Wo wütende Mörder die Waffe wegstecken
Wenn zwei Opernhäuser kooperieren, kann das die Kreativität verdoppeln. Auch die Koproduktion der Oper Dortmund mit dem Londoner Covent Garden von Verdis "Maskenball" überzeugt mit guten Einfällen. Wären der Inszenierung da nur nicht ein paar heftige Fehler unterlaufen.
Das Royal Opera House Covent Garden in London und die Oper Dortmund – obwohl das Musiktheater im Ruhrgebiet unter Leitung von Jens-Daniel Herzog wieder starker geworden ist, überrascht die Zusammenarbeit mit einem internationalen big player. Vor allem wenn es um eine Repertoire-Oper geht. Verdis "Ein Maskenball" wird bis Ende Oktober in Dortmund gezeigt und wechselt im November auf die Insel. Eine Reise ohne Rückfahrkarte – der Transport des Bühnenbildes wäre zu teuer.
Historische Kostüme und Industrielampen
Denn natürlich geht es ums Sparen. Eine so opulente Ausstattung hat Dortmund lange nicht gesehen. Die Werkstätten haben mit Stoffen gearbeitet, die sie zum Teil noch nie in Händen hatten. Britische Opernfans achten aufs Detail. Da müssen historische Kostüme und Gegenstände absolut korrekt sein. Dabei ist es überhaupt nicht klar, wo man diese Oper nun ansiedeln soll.
In Schweden Ende des 18. Jahrhunderts, weil die Ermordung des Königs Gustav III. die Grundidee lieferte? Oder in Boston während der Besiedlungszeit, wohin Verdi die Handlung nach Problemen mit der Zensur verlegen musste? Es gibt auch eine Fassung, die in Florenz im 14. Jahrhundert spielt. An verfallene Palazzi erinnert Soutra Gilmours Kulissen, doch von der Decke hängen Lampen, wie man sie auch in Industriehallen findet. Die Bilder öffnen Assoziationsräume.
Regisseurin Katharina Thoma nutzt sie allerdings nur zaghaft. Zu Beginn unterwandert sie die pathetische Vorstellung des mutigen, guten, tollen Königs Riccardo, indem sie den Jubelchor als Selbstinszenierung eines eitlen Machthabers zeigt. Nach seiner Ermordung wird er zum eigenen Denkmal. Viele gute Ideen stecken in der Inszenierung, aber auch platter konventioneller Leerlauf und heftige Fehler. Da will der von seinem besten Freund Riccardo fast gehörnte Renato seine Frau umbringen und packt, während er seine Tötungsabsichten singt, die Pistole weg.
Das Ensemble singt ausgezeichnet, hat aber wenig Lust zu spielen
Katharina Thoma hat in England eine vielversprechende Karriere begonnen.
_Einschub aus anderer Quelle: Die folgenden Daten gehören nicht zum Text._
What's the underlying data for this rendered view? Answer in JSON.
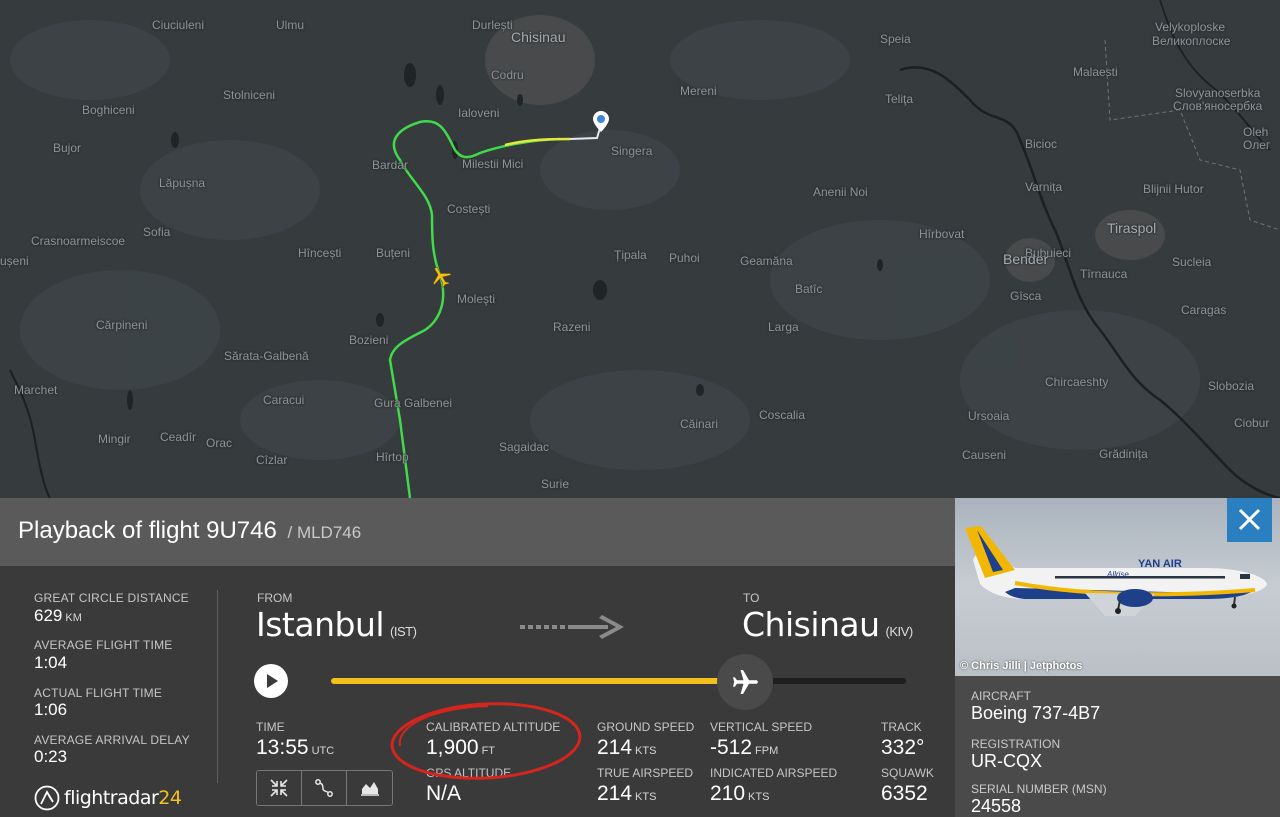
{
  "map": {
    "places": [
      {
        "name": "Ciuciuleni",
        "cls": ""
      },
      {
        "name": "Ulmu",
        "cls": ""
      },
      {
        "name": "Durlești",
        "cls": ""
      },
      {
        "name": "Chisinau",
        "cls": "mid"
      },
      {
        "name": "Speia",
        "cls": ""
      },
      {
        "name": "Velykoploske",
        "cls": ""
      },
      {
        "name": "Великоплоске",
        "cls": ""
      },
      {
        "name": "Codru",
        "cls": ""
      },
      {
        "name": "Malaesti",
        "cls": ""
      },
      {
        "name": "Mereni",
        "cls": ""
      },
      {
        "name": "Slovyanoserbka",
        "cls": ""
      },
      {
        "name": "Слов'яносербка",
        "cls": ""
      },
      {
        "name": "Boghiceni",
        "cls": ""
      },
      {
        "name": "Stolniceni",
        "cls": ""
      },
      {
        "name": "Ialoveni",
        "cls": ""
      },
      {
        "name": "Teliţa",
        "cls": ""
      },
      {
        "name": "Oleh",
        "cls": ""
      },
      {
        "name": "Олег",
        "cls": ""
      },
      {
        "name": "Bujor",
        "cls": ""
      },
      {
        "name": "Singera",
        "cls": ""
      },
      {
        "name": "Bicioc",
        "cls": ""
      },
      {
        "name": "Bardar",
        "cls": ""
      },
      {
        "name": "Milestii Mici",
        "cls": ""
      },
      {
        "name": "Lăpușna",
        "cls": ""
      },
      {
        "name": "Varnița",
        "cls": ""
      },
      {
        "name": "Blijnii Hutor",
        "cls": ""
      },
      {
        "name": "Anenii Noi",
        "cls": ""
      },
      {
        "name": "Costești",
        "cls": ""
      },
      {
        "name": "Sofia",
        "cls": ""
      },
      {
        "name": "Crasnoarmeiscoe",
        "cls": ""
      },
      {
        "name": "Hîrbovat",
        "cls": ""
      },
      {
        "name": "Tiraspol",
        "cls": "mid"
      },
      {
        "name": "Hîncești",
        "cls": ""
      },
      {
        "name": "Bubuieci",
        "cls": ""
      },
      {
        "name": "Buțeni",
        "cls": ""
      },
      {
        "name": "Țipala",
        "cls": ""
      },
      {
        "name": "Puhoi",
        "cls": ""
      },
      {
        "name": "Geamăna",
        "cls": ""
      },
      {
        "name": "Bender",
        "cls": "mid"
      },
      {
        "name": "Tîrnauca",
        "cls": ""
      },
      {
        "name": "Sucleia",
        "cls": ""
      },
      {
        "name": "ușeni",
        "cls": ""
      },
      {
        "name": "Batîc",
        "cls": ""
      },
      {
        "name": "Gîsca",
        "cls": ""
      },
      {
        "name": "Moleşti",
        "cls": ""
      },
      {
        "name": "Caragas",
        "cls": ""
      },
      {
        "name": "Cărpineni",
        "cls": ""
      },
      {
        "name": "Razeni",
        "cls": ""
      },
      {
        "name": "Larga",
        "cls": ""
      },
      {
        "name": "Bozieni",
        "cls": ""
      },
      {
        "name": "Sărata-Galbenă",
        "cls": ""
      },
      {
        "name": "Chircaeshty",
        "cls": ""
      },
      {
        "name": "Slobozia",
        "cls": ""
      },
      {
        "name": "Marchet",
        "cls": ""
      },
      {
        "name": "Caracui",
        "cls": ""
      },
      {
        "name": "Gura Galbenei",
        "cls": ""
      },
      {
        "name": "Coscalia",
        "cls": ""
      },
      {
        "name": "Ursoaia",
        "cls": ""
      },
      {
        "name": "Căinari",
        "cls": ""
      },
      {
        "name": "Ciobur",
        "cls": ""
      },
      {
        "name": "Mingir",
        "cls": ""
      },
      {
        "name": "Ceadîr",
        "cls": ""
      },
      {
        "name": "Orac",
        "cls": ""
      },
      {
        "name": "Sagaidac",
        "cls": ""
      },
      {
        "name": "Causeni",
        "cls": ""
      },
      {
        "name": "Grădinița",
        "cls": ""
      },
      {
        "name": "Cîzlar",
        "cls": ""
      },
      {
        "name": "Hîrtop",
        "cls": ""
      },
      {
        "name": "Surie",
        "cls": ""
      }
    ],
    "colors": {
      "track_green": "#42d94a",
      "track_yellow": "#e5e83c",
      "plane": "#f4c11a",
      "marker": "#3c86d8"
    },
    "icons": {
      "plane": "airplane-icon",
      "destination": "location-pin-icon"
    }
  },
  "flight": {
    "title": "Playback of flight 9U746",
    "callsign": "/ MLD746"
  },
  "stats": {
    "great_circle_label": "Great Circle Distance",
    "great_circle_value": "629",
    "great_circle_unit": "KM",
    "avg_time_label": "Average Flight Time",
    "avg_time_value": "1:04",
    "actual_time_label": "Actual Flight Time",
    "actual_time_value": "1:06",
    "delay_label": "Average Arrival Delay",
    "delay_value": "0:23"
  },
  "route": {
    "from_label": "FROM",
    "from_city": "Istanbul",
    "from_code": "(IST)",
    "to_label": "TO",
    "to_city": "Chisinau",
    "to_code": "(KIV)"
  },
  "playback": {
    "progress_fraction": 0.72,
    "icons": [
      "play-icon",
      "airplane-icon"
    ]
  },
  "details": {
    "time_label": "TIME",
    "time_value": "13:55",
    "time_unit": "UTC",
    "cal_alt_label": "CALIBRATED ALTITUDE",
    "cal_alt_value": "1,900",
    "cal_alt_unit": "FT",
    "gps_alt_label": "GPS ALTITUDE",
    "gps_alt_value": "N/A",
    "ground_speed_label": "GROUND SPEED",
    "ground_speed_value": "214",
    "ground_speed_unit": "KTS",
    "true_airspeed_label": "TRUE AIRSPEED",
    "true_airspeed_value": "214",
    "true_airspeed_unit": "KTS",
    "vertical_speed_label": "VERTICAL SPEED",
    "vertical_speed_value": "-512",
    "vertical_speed_unit": "FPM",
    "indicated_airspeed_label": "INDICATED AIRSPEED",
    "indicated_airspeed_value": "210",
    "indicated_airspeed_unit": "KTS",
    "track_label": "TRACK",
    "track_value": "332°",
    "squawk_label": "SQUAWK",
    "squawk_value": "6352"
  },
  "tools": {
    "icons": [
      "compress-icon",
      "route-icon",
      "chart-icon"
    ]
  },
  "brand": {
    "name": "flightradar",
    "num": "24"
  },
  "aircraft": {
    "photo_credit": "© Chris Jilli | Jetphotos",
    "livery_brand": "YAN AIR",
    "livery_script": "Allrise",
    "aircraft_label": "AIRCRAFT",
    "aircraft_value": "Boeing 737-4B7",
    "registration_label": "REGISTRATION",
    "registration_value": "UR-CQX",
    "msn_label": "SERIAL NUMBER (MSN)",
    "msn_value": "24558"
  },
  "colors": {
    "accent_yellow": "#f4c11a",
    "close_blue": "#2a7fc1",
    "annotation_red": "#d5251d"
  }
}
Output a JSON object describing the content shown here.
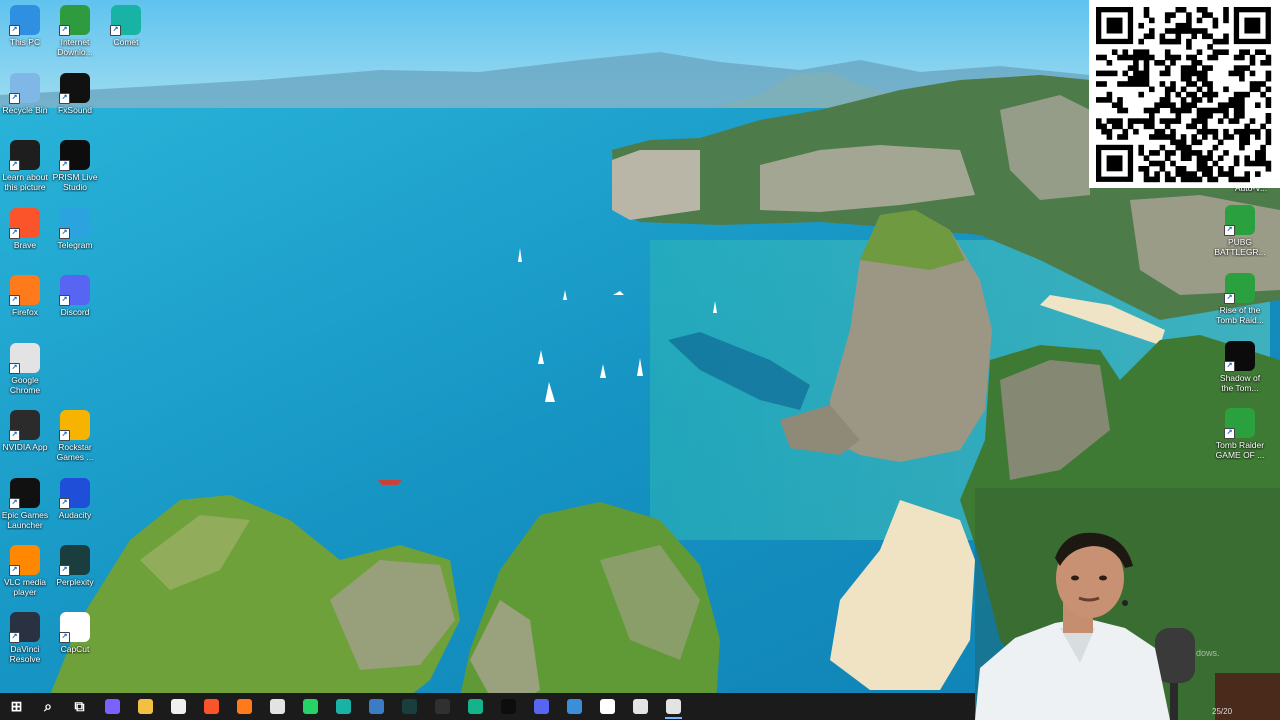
{
  "desktop": {
    "left_icons": [
      {
        "label": "This PC",
        "icon": "monitor-icon",
        "color": "#2f8fe0"
      },
      {
        "label": "Internet Downlo...",
        "icon": "idm-globe-icon",
        "color": "#2e9b3f"
      },
      {
        "label": "Comet",
        "icon": "comet-icon",
        "color": "#19b3a6"
      },
      {
        "label": "Recycle Bin",
        "icon": "recycle-bin-icon",
        "color": "#7fb7e6"
      },
      {
        "label": "FxSound",
        "icon": "fxsound-icon",
        "color": "#111111"
      },
      {
        "label": "Learn about this picture",
        "icon": "camera-icon",
        "color": "#1e1e1e"
      },
      {
        "label": "PRISM Live Studio",
        "icon": "prism-icon",
        "color": "#0d0d0d"
      },
      {
        "label": "Brave",
        "icon": "brave-lion-icon",
        "color": "#fb542b"
      },
      {
        "label": "Telegram",
        "icon": "telegram-icon",
        "color": "#2aa3df"
      },
      {
        "label": "Firefox",
        "icon": "firefox-icon",
        "color": "#ff7a1a"
      },
      {
        "label": "Discord",
        "icon": "discord-icon",
        "color": "#5865f2"
      },
      {
        "label": "Google Chrome",
        "icon": "chrome-icon",
        "color": "#e3e3e3"
      },
      {
        "label": "NVIDIA App",
        "icon": "nvidia-icon",
        "color": "#2b2b2b"
      },
      {
        "label": "Rockstar Games ...",
        "icon": "rockstar-icon",
        "color": "#f6b400"
      },
      {
        "label": "Epic Games Launcher",
        "icon": "epic-games-icon",
        "color": "#111111"
      },
      {
        "label": "Audacity",
        "icon": "audacity-icon",
        "color": "#1f4ed8"
      },
      {
        "label": "VLC media player",
        "icon": "vlc-cone-icon",
        "color": "#ff8800"
      },
      {
        "label": "Perplexity",
        "icon": "perplexity-icon",
        "color": "#1a3d3d"
      },
      {
        "label": "DaVinci Resolve",
        "icon": "davinci-icon",
        "color": "#2a3140"
      },
      {
        "label": "CapCut",
        "icon": "capcut-icon",
        "color": "#ffffff"
      }
    ],
    "right_icons": [
      {
        "label": "PUBG BATTLEGR...",
        "icon": "globe-icon",
        "color": "#2aa13e"
      },
      {
        "label": "Rise of the Tomb Raid...",
        "icon": "globe-icon",
        "color": "#2aa13e"
      },
      {
        "label": "Shadow of the Tom...",
        "icon": "shadow-tomb-raider-icon",
        "color": "#0b0b0b"
      },
      {
        "label": "Tomb Raider GAME OF ...",
        "icon": "globe-icon",
        "color": "#2aa13e"
      }
    ],
    "partial_label_top_right": "Auto-V...",
    "watermark": "dows."
  },
  "taskbar": {
    "items": [
      {
        "name": "start-button",
        "icon": "windows-logo-icon",
        "color": "#ffffff",
        "glyph": "⊞"
      },
      {
        "name": "search-button",
        "icon": "search-icon",
        "color": "#ffffff",
        "glyph": "⌕"
      },
      {
        "name": "task-view-button",
        "icon": "task-view-icon",
        "color": "#ffffff",
        "glyph": "⧉"
      },
      {
        "name": "copilot-button",
        "icon": "copilot-icon",
        "color": "#7b61ff",
        "glyph": ""
      },
      {
        "name": "file-explorer-button",
        "icon": "folder-icon",
        "color": "#f4c041",
        "glyph": ""
      },
      {
        "name": "store-button",
        "icon": "store-icon",
        "color": "#f0f0f0",
        "glyph": ""
      },
      {
        "name": "brave-taskbar-button",
        "icon": "brave-lion-icon",
        "color": "#fb542b",
        "glyph": ""
      },
      {
        "name": "firefox-taskbar-button",
        "icon": "firefox-icon",
        "color": "#ff7a1a",
        "glyph": ""
      },
      {
        "name": "chrome-taskbar-button",
        "icon": "chrome-icon",
        "color": "#e3e3e3",
        "glyph": ""
      },
      {
        "name": "whatsapp-button",
        "icon": "whatsapp-icon",
        "color": "#25d366",
        "glyph": ""
      },
      {
        "name": "comet-taskbar-button",
        "icon": "comet-icon",
        "color": "#19b3a6",
        "glyph": ""
      },
      {
        "name": "app-taskbar-button",
        "icon": "app-icon",
        "color": "#3c7cc4",
        "glyph": ""
      },
      {
        "name": "perplexity-taskbar-button",
        "icon": "perplexity-icon",
        "color": "#1a3d3d",
        "glyph": ""
      },
      {
        "name": "obs-button",
        "icon": "obs-icon",
        "color": "#303030",
        "glyph": ""
      },
      {
        "name": "feedback-button",
        "icon": "feedback-icon",
        "color": "#16b38b",
        "glyph": ""
      },
      {
        "name": "prism-taskbar-button",
        "icon": "prism-icon",
        "color": "#0d0d0d",
        "glyph": ""
      },
      {
        "name": "discord-taskbar-button",
        "icon": "discord-icon",
        "color": "#5865f2",
        "glyph": ""
      },
      {
        "name": "screen-tool-button",
        "icon": "screen-tool-icon",
        "color": "#3b8fd9",
        "glyph": ""
      },
      {
        "name": "capcut-taskbar-button",
        "icon": "capcut-icon",
        "color": "#ffffff",
        "glyph": ""
      },
      {
        "name": "chrome-profile-button",
        "icon": "chrome-icon",
        "color": "#e3e3e3",
        "glyph": ""
      },
      {
        "name": "chrome-active-button",
        "icon": "chrome-icon",
        "color": "#e3e3e3",
        "glyph": "",
        "active": true
      }
    ],
    "date_partial": "25/20"
  }
}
Ihre originelle und schlüssige Inszenierung der "Ariadne auf Naxos" von Richard Strauss ist bei opus arte auf DVD erschienen, wurde zwar von vielen Kritikern verrissen, war aber doch ein Türöffner zu Covent Garden. Dort wird der Dortmunder "Maskenball" in drei Wochen mit anderen Sängern neu einstudiert und soll dann mehrere Spielzeiten laufen. Ähnlich arbeitet die Royal Opera oft, das spart Probenzeiten. Der Druck, es sich nicht mit den kritischen Londonern zu verderben, lastet schwer auf der Inszenierung.
Ebenso das zwar ausgezeichnet singende aber nicht gerade spielfreudige Ensemble. Tenor Stefano La Colla schleudert traumhafte Töne aus der Kehle, hat aber kaum Bezug zur Szene. Auch Susanne Braunsteffer singt Amelia ohne Tadel, aber es fehlt der letzte Kick, der Funken Liebeswahnsinn, die extreme Emotion, die nur ganz große Sängerinnen ohne die Hilfe einer guten Regie herstellen können. Am besten schlägt sich der Südkoreaner Sangmin Lee als Renato, erst nobel zurückhaltend, dann dramatisch ausbrechend. Während Dortmunds Generalmusikdirektor Gabriel Feltz nach einigen Wacklern im ersten Akt hinreißende Stimmungsbilder zeichnet.
Mittelmaß, das überall auf der Welt ankommt
Die Sänger müsste man eigentlich nicht austauschen, wenn die Produktion über den Kanal fährt. An der Inszenierung wäre noch viel zu verbessern. Es bleibt ein grundlegendes Unbehagen: Solche Koproduktionen sind doch eigentlich dazu da, um gemeinsam Abenteuer zu unternehmen. Und nicht damit ein Mittelmaß entsteht, das möglichst überall auf der Welt ankommt. Sonst wäre es doch schöner, einen "Maskenball" ausschließlich für Dortmund zu machen, ohne Samt, Brokat und Seide.